Prevenção ainda é desafio para saúde bucal no Brasil
Apesar das diretrizes propostas pela Política Nacional de Saúde Bucal, população segue buscando dentistas no momento do aparecimento de problemas. Hábitos de higiene e alimentares fazem a diferença na dentição
Por Paulo Emanuel Lopes (Textos)Alguns minutos de espera no Centro Odontológico Dr. David Cruz, no bairro Joaquim Távora, em Fortaleza, são suficientes para esboçar um panorama dos procedimentos mais buscados nessa clínica de atendimento particular: uma paciente procurava a emergência porque uma obturação havia caído, outra chegou afirmando sentir dor em quatro dentes. A cirurgiã-dentista Cibele Gonçalves de Albuquerque (CE-CD-5317), responsável técnica pelo local, confirma a avaliação preliminar: as principais demandas do centro odontológico privado são relacionadas a atendimentos curativos, e não preventivos.
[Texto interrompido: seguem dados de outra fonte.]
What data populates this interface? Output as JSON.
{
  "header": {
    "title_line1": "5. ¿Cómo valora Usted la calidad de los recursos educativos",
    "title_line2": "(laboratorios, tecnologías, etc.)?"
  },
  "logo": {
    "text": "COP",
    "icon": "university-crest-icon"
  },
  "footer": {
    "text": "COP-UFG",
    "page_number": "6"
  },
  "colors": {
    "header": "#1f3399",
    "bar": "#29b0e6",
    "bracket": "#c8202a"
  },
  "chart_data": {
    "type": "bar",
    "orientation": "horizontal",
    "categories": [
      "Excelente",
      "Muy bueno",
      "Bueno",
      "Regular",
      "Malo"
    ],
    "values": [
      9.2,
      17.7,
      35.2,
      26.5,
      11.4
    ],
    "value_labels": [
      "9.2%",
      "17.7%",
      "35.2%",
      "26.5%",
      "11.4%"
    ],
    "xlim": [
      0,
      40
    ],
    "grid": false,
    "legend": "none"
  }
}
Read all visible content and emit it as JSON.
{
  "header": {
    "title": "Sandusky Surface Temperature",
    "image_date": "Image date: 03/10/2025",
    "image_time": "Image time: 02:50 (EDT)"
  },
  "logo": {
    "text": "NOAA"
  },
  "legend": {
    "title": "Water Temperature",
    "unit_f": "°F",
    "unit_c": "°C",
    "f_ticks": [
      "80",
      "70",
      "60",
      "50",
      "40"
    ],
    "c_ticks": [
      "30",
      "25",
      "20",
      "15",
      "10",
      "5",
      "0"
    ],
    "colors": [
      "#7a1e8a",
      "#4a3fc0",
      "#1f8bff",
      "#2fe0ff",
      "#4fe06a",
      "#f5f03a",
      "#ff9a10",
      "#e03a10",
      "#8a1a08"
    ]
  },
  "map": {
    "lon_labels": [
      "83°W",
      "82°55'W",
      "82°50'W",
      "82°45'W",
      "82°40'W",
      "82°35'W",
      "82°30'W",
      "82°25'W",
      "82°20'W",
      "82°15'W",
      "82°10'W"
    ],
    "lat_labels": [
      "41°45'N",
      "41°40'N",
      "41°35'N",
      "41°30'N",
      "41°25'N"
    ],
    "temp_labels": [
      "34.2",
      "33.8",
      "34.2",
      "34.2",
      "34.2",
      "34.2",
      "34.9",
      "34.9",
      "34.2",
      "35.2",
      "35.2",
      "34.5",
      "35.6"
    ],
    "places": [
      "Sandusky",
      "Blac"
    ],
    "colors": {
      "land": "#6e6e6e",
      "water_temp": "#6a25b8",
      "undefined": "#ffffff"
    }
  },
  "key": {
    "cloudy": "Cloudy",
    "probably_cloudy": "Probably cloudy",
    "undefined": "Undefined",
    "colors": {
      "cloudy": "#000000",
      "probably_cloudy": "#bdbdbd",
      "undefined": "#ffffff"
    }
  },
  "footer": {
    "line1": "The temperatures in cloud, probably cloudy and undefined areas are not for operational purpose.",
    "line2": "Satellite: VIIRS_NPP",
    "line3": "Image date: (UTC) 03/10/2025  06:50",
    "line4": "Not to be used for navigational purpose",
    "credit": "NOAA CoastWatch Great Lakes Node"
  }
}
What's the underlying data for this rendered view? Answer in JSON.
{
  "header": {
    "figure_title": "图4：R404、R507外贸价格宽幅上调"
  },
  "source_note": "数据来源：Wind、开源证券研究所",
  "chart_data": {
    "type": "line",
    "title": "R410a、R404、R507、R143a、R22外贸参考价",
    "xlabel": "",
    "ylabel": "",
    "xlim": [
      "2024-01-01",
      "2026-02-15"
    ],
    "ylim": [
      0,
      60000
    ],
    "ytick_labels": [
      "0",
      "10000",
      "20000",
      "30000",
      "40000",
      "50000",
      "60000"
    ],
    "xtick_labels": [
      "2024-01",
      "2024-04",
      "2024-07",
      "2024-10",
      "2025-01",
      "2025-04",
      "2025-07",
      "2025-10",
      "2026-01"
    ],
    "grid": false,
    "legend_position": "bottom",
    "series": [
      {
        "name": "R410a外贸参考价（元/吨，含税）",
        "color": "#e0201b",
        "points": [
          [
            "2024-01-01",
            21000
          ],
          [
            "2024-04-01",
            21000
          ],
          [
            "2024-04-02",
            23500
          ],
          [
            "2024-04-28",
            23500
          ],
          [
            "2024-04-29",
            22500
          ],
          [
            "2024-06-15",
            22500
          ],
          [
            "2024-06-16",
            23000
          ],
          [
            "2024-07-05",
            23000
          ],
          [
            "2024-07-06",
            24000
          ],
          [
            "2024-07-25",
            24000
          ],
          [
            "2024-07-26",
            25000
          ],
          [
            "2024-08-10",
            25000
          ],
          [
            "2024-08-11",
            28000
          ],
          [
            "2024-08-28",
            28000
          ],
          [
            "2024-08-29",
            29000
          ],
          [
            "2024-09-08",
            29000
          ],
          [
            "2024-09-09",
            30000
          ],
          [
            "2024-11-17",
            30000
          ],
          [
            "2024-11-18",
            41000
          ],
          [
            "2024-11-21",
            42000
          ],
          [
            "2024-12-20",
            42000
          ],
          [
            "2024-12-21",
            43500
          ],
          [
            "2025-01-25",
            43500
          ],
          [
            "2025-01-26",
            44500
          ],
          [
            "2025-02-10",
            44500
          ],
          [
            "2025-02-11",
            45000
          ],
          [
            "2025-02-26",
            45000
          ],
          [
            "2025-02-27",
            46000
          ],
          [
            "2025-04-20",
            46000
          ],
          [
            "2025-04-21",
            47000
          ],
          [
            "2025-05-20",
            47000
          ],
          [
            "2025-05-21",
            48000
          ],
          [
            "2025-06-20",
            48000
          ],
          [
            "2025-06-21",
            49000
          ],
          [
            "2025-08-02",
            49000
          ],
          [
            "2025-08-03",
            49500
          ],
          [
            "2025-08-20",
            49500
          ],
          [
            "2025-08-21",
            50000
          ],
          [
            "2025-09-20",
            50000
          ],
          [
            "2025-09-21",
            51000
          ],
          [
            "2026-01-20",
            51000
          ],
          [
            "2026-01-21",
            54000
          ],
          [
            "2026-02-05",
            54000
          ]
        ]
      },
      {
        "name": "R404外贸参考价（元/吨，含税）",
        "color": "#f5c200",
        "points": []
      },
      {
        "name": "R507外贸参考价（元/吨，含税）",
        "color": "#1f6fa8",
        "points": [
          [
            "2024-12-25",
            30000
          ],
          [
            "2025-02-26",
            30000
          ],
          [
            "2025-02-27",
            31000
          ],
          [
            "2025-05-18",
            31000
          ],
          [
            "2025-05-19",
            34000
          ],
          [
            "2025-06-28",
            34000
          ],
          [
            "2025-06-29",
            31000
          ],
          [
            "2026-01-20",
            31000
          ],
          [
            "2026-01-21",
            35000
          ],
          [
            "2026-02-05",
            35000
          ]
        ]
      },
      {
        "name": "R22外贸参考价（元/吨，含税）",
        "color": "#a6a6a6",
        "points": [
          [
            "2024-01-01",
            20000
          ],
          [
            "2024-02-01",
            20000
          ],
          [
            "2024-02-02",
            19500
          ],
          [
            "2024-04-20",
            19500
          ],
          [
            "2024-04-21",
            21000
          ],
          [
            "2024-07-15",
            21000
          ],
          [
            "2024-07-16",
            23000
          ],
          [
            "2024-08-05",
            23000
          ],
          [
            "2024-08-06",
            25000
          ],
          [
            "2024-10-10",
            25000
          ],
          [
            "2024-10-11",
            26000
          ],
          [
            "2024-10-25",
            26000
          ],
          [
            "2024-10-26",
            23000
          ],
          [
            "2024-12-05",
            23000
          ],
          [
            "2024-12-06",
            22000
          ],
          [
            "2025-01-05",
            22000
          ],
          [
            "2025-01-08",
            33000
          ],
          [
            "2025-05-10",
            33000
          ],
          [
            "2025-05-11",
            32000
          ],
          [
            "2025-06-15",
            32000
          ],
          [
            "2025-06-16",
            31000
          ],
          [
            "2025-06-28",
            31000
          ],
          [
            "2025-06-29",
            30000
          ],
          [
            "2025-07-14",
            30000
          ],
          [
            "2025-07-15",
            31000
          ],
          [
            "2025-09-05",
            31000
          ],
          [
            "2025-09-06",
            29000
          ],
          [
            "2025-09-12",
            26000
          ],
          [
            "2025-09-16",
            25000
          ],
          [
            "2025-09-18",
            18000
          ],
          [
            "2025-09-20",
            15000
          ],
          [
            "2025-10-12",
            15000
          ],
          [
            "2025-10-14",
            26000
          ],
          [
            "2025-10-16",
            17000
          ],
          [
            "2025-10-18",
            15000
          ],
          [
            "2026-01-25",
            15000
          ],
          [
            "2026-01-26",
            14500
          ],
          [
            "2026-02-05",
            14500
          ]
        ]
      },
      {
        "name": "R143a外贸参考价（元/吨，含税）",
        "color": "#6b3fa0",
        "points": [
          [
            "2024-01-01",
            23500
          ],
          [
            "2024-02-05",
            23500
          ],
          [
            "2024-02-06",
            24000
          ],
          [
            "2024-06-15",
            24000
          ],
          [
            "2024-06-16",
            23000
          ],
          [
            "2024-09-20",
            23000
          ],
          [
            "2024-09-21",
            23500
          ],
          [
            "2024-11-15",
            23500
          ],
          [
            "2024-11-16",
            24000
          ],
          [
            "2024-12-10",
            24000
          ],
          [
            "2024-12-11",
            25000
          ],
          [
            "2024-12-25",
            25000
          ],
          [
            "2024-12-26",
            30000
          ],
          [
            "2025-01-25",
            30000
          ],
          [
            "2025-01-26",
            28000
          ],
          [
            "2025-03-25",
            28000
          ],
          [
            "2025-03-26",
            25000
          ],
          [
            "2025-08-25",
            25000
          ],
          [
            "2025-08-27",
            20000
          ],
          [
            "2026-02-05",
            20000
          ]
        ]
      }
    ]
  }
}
"Principalmente na urgência, a gente observa que as pessoas só costumam procurar atendimento quando há dor. O dente quebrou, a cárie apareceu faz um tempo, mas só procura atendimento quando há ocorrência de dor”, detalha a dentista. Mas nas demandas eletivas — aquelas programadas —, esse padrão também pode ser identificado. “A maioria dos pacientes já chega com algum tratamento para fazer. Dificilmente vem um paciente que a gente vai fazer só a profilaxia [limpeza], que é a prevenção. A maioria deles já vem com alguma cárie, com um dente para extrair.”
O mesmo padrão pode ser visto na rede pública. Até o início dos anos 2000, o acesso à saúde odontológica no País era difícil e limitado. Havia demora no atendimento, poucos serviços eram oferecidos, e o principal procedimento realizado pelo Sistema Único de Saúde (SUS) era a extração dentária, perpetuando uma visão errônea de “odontologia mutiladora”. Quem faz essa análise é o próprio Ministério da Saúde, que aponta a implantação da Política Nacional de Saúde Bucal (PNSB) — programa Brasil Sorridente como um divisor de águas positivo. No mesmo período, o acesso da população a planos odontológicos privados também passou por transformação.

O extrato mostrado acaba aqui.